If the Seer wished to know any more of this history, her inquiry was cut short, for another coughing fit overcame her. She released Mrs. Hanson in order to bend forward, her palms resting on her knees. While the matron winced at one girl’s hacking, she nevertheless caught a glimpse of the other’s face observing her friend keenly. How strange! Always in the past the parts were swapped: Hannah studying Judith as if she were a lesson Hannah meant to learn.

With a hand, the ginger girl gestured her desire for a handkerchief, and Mrs. Hanson obliged before Judith could supply hers.

“I should fetch Dr. Green,” said Judith, though the coughing abated.

“There’s nothing to pay him,” said Hannah.

“You ought to rest now,” the matron advised. Mercifully, the Seer nodded, though her gaze lingered on Judith before passing and retreating out of the kitchen and up the stairs.

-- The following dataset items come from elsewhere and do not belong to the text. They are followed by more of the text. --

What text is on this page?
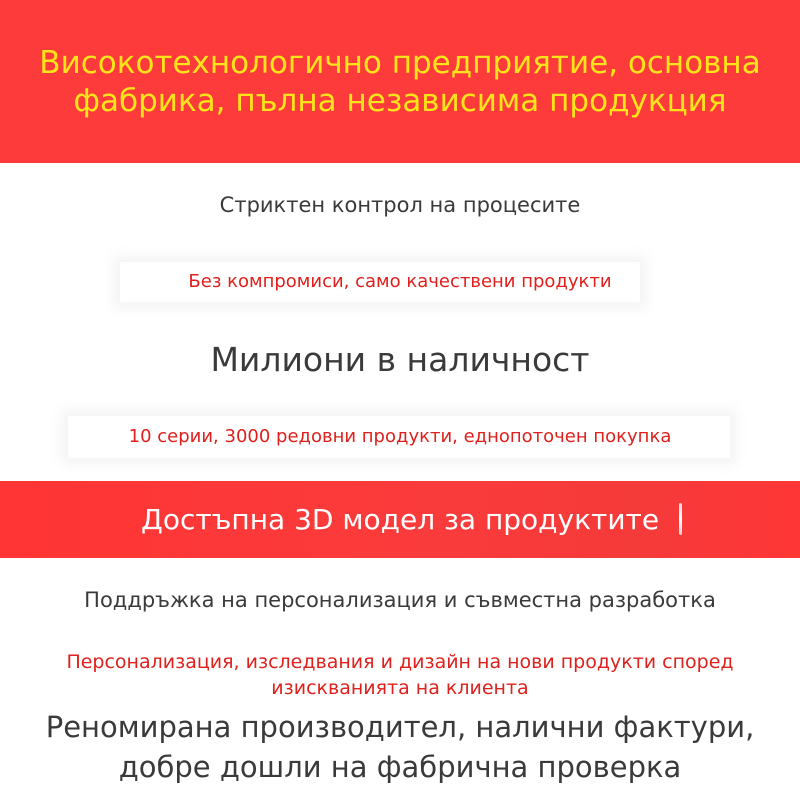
Високотехнологично предприятие, основна
фабрика, пълна независима продукция
Стриктен контрол на процесите
Без компромиси, само качествени продукти
Милиони в наличност
10 серии, 3000 редовни продукти, еднопоточен покупка
Достъпна 3D модел за продуктите
Поддръжка на персонализация и съвместна разработка
Персонализация, изследвания и дизайн на нови продукти според
изискванията на клиента
Реномирана производител, налични фактури,
добре дошли на фабрична проверка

The other girl moved to follow her co-conspirator, but the matron caught her with a stern glance.

“Wash up those plates, will you? I’ve already started on tomorrow’s breakfast.”

Reluctantly, the bulldog moved, retrieving the plates and spoons which she and Hannah had eaten off.

“Do you know,” said the matron, as she dusted her fingers to take up rolling and smashing dough once more, “why I stuck you up in that room beside her when you arrived in Lowell, not a friend in the world?”

“To irritate Lydia at every opportunity?”

Mrs. Hanson smiled in spite of herself. “She asked for you. I’d just sent you down to the corporation to log your name with the paymaster, when she comes and tells me, ‘Mrs. H, hers is the brightest soul I’ve ever Seen. If she is beside me, when I shut my eyes, it shall be like staring into the sun that blots out every other flame. All else will be darkness and calm.’ Did you know? Did she never tell you how she manages to sleep when phantoms and demons live on the insides of her eyelids?”

The young bulldog had gone still. “I didn’t know,” she murmured.

“Think on that when you decide to keep the strike or not.”